Expr Expr, an abbreviation meaning expression, can be LogicalExpr or NIL.

Operators

Logical operators:

Logical operators perform a comparison between two expressions.

Symbol Operation Example Description
'and' && and expr1 && expr2 True if both expr1 and expr2 are true.
'or' || or expr1 || expr2 True if either expr1 or expr2 are true.

Binary arithmetic operators:

Binary arithmetic operators contain two operands and can perform basic arithmetic operations and return the corresponding result.

Symbol Operation Example Description
+ Addition a + b Add the two operands.
- Subtraction a - b Subtract the second operand from the first operand.
* Multiplication a * b Multiply the two operands.
/ Division a / b Divide the first operand by the second operand.
** Power a ** b Raise the first operand to the power of the second operand.
% Modulo a % b Divide the first operand by the second operand and yield the remainder portion.

Relational operators:

Relational operators use symbols to check for equality, inequality, or relative order between two expressions.

Symbol Operation Example Description
< Less than a < b True if a is less than b.
> Greater than a > b True if a is greater than b.
== Equal a == b True if a is equal to b.
!= Not equal a != b True if a is not equal to b.
<= Less than or equal a <= b True if a is less than or equal to b.
>= Greater than or equal a >= b True if a is greater than or equal to b.

Operator precedence and associativity:

The following table lists the precedence and associativity of operators.
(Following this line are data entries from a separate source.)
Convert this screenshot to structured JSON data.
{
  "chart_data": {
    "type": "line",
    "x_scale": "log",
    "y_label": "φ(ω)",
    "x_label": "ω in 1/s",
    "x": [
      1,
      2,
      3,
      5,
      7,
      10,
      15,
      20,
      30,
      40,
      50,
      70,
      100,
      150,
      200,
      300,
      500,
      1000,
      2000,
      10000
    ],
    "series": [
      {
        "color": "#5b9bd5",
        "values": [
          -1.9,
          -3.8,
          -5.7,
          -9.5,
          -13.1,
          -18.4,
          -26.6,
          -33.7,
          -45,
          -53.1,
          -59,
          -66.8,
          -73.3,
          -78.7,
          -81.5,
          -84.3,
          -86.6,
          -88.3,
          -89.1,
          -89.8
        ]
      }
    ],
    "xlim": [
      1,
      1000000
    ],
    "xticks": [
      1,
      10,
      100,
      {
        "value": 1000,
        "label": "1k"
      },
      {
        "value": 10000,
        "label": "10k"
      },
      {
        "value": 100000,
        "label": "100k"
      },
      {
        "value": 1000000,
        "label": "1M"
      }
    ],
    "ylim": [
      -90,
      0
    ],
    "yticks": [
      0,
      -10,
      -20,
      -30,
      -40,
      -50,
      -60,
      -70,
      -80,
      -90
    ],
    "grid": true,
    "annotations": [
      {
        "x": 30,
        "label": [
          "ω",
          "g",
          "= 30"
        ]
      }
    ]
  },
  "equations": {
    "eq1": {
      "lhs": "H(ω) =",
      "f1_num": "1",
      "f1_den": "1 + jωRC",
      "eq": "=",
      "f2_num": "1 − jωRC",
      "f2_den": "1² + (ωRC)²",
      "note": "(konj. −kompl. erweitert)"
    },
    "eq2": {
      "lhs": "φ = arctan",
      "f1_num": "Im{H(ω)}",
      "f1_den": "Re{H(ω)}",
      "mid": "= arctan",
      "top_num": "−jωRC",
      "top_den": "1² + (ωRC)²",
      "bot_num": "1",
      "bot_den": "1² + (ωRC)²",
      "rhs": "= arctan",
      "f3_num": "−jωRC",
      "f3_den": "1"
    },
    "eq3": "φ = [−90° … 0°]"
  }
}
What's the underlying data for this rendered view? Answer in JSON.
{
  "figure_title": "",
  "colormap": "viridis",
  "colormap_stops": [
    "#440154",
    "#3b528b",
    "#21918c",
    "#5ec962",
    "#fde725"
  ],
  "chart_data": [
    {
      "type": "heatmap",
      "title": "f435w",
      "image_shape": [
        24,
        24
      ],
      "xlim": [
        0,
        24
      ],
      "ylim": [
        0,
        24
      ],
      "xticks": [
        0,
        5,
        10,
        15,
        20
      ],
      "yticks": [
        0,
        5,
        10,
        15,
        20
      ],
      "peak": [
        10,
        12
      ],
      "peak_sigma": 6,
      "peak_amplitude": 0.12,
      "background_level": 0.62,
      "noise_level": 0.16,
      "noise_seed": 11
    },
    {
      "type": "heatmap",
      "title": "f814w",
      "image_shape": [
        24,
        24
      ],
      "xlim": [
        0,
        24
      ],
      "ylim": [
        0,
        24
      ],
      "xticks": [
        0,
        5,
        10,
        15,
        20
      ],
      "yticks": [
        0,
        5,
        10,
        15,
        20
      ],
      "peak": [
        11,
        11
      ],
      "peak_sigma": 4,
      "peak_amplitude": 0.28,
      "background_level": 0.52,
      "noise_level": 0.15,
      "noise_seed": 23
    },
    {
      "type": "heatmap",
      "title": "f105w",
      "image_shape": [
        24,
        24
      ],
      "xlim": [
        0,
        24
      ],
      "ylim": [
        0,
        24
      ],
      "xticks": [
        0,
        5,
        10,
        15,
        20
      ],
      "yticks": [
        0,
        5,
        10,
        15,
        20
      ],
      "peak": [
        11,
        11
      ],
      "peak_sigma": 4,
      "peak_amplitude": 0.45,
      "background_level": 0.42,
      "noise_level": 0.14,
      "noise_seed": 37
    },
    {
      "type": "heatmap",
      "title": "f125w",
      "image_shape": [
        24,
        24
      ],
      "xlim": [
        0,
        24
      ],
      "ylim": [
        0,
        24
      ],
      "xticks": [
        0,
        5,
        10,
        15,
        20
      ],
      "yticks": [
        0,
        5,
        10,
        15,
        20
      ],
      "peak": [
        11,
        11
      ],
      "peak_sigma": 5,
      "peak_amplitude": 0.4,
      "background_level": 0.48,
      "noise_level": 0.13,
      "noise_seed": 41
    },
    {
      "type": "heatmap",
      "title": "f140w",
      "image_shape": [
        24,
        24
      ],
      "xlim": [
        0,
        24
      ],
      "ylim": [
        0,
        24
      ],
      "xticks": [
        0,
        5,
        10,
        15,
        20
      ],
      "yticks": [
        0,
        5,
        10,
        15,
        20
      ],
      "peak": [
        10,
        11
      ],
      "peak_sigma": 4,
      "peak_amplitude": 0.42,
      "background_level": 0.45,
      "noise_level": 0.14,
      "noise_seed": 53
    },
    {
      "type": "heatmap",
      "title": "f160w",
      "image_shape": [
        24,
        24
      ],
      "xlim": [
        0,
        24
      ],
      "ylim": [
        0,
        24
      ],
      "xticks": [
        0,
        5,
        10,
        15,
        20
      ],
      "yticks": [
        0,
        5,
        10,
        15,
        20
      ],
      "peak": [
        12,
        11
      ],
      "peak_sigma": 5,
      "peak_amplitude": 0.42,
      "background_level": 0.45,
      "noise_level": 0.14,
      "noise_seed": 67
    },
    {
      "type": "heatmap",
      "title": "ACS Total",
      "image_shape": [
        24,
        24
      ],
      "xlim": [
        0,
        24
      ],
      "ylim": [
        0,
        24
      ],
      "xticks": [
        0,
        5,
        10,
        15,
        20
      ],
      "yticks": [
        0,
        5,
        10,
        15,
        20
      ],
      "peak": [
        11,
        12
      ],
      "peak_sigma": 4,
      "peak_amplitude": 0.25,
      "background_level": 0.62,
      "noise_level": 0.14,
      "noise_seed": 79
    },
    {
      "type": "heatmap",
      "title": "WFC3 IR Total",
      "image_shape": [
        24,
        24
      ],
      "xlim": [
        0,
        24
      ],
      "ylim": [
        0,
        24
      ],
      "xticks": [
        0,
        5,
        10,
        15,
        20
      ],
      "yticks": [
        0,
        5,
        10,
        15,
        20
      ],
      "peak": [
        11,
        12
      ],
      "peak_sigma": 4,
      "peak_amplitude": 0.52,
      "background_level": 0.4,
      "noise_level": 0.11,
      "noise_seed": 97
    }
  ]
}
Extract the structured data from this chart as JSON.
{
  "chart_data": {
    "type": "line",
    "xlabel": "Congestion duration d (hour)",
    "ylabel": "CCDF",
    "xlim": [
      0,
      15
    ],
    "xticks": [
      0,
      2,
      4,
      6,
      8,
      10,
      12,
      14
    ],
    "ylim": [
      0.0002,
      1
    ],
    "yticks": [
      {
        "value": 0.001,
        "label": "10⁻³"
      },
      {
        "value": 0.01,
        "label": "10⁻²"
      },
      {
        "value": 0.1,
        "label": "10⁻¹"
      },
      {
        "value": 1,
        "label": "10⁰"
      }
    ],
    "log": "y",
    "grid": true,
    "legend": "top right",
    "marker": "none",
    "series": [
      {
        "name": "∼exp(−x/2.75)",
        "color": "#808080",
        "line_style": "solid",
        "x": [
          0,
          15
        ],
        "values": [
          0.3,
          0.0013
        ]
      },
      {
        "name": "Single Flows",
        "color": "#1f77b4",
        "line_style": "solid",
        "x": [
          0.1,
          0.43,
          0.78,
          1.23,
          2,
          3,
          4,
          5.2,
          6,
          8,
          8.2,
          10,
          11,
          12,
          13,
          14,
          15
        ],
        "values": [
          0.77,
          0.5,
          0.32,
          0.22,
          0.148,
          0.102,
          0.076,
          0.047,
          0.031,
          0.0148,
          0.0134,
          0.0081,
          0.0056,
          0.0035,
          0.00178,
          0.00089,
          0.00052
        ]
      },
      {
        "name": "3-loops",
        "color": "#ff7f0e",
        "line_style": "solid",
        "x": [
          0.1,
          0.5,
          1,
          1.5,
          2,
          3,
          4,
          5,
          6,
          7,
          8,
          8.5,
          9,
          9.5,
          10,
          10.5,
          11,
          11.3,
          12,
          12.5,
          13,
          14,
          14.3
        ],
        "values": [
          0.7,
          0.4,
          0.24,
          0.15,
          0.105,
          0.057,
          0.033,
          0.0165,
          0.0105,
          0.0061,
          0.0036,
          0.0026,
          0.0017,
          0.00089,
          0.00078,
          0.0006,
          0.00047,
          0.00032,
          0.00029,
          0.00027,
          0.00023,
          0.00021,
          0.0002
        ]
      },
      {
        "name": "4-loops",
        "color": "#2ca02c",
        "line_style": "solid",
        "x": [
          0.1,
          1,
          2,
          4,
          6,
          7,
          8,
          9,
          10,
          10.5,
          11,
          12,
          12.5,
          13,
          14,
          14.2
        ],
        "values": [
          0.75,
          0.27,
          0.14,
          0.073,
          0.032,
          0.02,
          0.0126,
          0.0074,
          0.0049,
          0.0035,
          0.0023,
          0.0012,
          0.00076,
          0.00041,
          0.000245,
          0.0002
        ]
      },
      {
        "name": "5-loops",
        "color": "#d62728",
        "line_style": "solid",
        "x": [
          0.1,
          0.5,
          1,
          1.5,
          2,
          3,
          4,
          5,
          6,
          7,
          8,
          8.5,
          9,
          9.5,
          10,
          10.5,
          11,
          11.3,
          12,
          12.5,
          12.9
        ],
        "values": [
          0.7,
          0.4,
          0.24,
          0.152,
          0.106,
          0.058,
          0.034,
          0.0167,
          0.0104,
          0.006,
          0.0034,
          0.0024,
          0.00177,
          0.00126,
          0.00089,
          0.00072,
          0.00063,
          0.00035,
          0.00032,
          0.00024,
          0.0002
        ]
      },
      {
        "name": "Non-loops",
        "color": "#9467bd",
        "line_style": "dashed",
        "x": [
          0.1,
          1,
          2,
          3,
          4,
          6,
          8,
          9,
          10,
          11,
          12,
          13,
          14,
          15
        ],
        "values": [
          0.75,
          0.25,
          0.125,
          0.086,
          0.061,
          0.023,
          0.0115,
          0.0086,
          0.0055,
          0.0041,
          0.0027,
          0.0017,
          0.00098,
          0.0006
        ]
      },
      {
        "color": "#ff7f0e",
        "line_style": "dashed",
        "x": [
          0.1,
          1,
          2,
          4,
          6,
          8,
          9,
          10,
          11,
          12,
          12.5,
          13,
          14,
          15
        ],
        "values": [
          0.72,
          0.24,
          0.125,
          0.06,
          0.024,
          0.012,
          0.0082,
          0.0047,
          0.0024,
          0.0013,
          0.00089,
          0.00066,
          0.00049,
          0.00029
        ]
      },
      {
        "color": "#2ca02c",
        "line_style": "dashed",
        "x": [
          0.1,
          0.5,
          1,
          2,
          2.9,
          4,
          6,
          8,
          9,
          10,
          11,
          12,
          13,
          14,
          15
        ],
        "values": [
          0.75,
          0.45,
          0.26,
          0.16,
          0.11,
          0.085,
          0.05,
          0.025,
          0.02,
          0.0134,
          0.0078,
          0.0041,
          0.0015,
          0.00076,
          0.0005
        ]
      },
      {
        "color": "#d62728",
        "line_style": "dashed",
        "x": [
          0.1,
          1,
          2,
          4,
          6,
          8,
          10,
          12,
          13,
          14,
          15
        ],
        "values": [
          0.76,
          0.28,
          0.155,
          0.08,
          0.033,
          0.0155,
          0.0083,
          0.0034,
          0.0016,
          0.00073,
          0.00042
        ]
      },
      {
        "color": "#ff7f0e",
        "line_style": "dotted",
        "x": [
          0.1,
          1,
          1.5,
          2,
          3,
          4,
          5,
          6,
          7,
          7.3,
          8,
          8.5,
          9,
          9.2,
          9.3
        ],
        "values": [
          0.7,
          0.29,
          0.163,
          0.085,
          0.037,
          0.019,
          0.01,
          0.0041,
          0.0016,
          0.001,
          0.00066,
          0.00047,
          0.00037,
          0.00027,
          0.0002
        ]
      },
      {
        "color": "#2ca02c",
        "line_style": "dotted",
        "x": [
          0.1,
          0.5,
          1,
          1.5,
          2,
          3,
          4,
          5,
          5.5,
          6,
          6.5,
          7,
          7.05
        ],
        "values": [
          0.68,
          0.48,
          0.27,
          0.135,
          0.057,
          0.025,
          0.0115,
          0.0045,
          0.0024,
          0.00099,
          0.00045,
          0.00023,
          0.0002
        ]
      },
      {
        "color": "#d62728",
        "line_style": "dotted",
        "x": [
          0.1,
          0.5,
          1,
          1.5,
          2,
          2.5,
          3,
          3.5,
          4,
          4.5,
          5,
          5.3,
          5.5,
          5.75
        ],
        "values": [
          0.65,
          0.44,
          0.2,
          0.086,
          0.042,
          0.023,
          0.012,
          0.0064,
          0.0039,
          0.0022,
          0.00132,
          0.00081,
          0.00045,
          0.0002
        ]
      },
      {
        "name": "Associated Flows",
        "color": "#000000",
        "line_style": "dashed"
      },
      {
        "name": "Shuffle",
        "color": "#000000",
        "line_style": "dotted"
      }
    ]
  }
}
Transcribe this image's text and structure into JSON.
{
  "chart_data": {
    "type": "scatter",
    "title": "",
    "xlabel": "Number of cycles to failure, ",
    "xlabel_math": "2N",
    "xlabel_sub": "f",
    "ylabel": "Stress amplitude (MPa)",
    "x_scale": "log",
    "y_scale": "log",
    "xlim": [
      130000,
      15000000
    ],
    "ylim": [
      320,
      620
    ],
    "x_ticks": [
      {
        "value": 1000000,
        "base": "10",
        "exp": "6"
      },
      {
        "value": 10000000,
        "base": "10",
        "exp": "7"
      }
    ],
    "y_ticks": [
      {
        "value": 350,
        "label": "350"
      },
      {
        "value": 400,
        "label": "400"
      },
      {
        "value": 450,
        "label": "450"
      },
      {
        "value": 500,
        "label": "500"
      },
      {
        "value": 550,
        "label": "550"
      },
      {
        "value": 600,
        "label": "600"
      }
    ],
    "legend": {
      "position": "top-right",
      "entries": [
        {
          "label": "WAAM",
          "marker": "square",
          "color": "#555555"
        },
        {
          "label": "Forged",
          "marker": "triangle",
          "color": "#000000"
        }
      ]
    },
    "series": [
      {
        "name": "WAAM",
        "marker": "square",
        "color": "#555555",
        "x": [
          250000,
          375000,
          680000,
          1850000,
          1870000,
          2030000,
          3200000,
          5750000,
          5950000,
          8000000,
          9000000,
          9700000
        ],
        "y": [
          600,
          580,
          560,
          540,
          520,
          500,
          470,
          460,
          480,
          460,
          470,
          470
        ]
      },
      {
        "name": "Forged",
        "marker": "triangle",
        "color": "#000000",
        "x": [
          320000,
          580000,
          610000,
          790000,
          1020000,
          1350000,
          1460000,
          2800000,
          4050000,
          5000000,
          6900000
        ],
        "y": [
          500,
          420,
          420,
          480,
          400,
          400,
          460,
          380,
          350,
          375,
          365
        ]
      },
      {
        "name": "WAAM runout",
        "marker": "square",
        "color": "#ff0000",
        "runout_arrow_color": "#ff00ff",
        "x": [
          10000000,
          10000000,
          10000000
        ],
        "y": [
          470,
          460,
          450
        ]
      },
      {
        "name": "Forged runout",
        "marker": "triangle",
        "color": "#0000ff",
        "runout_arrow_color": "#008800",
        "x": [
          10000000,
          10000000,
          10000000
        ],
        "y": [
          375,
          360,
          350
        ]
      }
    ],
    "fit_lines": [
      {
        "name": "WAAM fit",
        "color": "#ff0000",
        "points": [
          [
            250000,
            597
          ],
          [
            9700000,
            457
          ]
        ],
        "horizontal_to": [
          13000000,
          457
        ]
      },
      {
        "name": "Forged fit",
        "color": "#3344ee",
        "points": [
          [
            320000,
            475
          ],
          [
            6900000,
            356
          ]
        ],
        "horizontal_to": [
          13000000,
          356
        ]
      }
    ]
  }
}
Operators are listed top to bottom, in descending precedence.

Precedence Operator Description Associativity
1 + - UnaryArithOp Left-to-right
2 not UnaryLogicOp Right-to-left
3 ** BinaryArithOp Left-to-right
4 * / % BinaryArithOp Left-to-right
5 + - BinaryArithOp Left-to-right
6 < <= > >= CmpOp Left-to-right
7 == != CmpOp Left-to-right
8 && and BinaryLogicOp Left-to-right
9 || or BinaryLogicOp Left-to-right
  • Expressions are normally evaluated from left to right. Complex expressions are evaluated one at a time. The order in which the expressions are evaluated is determined by the precedence of the operators used.
  • If an expression contains two or more operators with the same precedence, the operator to the left is evaluated first.
  • When a lower precedence operation should be processed first, it should be enclosed within parentheses.
  • Parentheses can be nested within expressions. Innermost parenthetical expressions are evaluated first.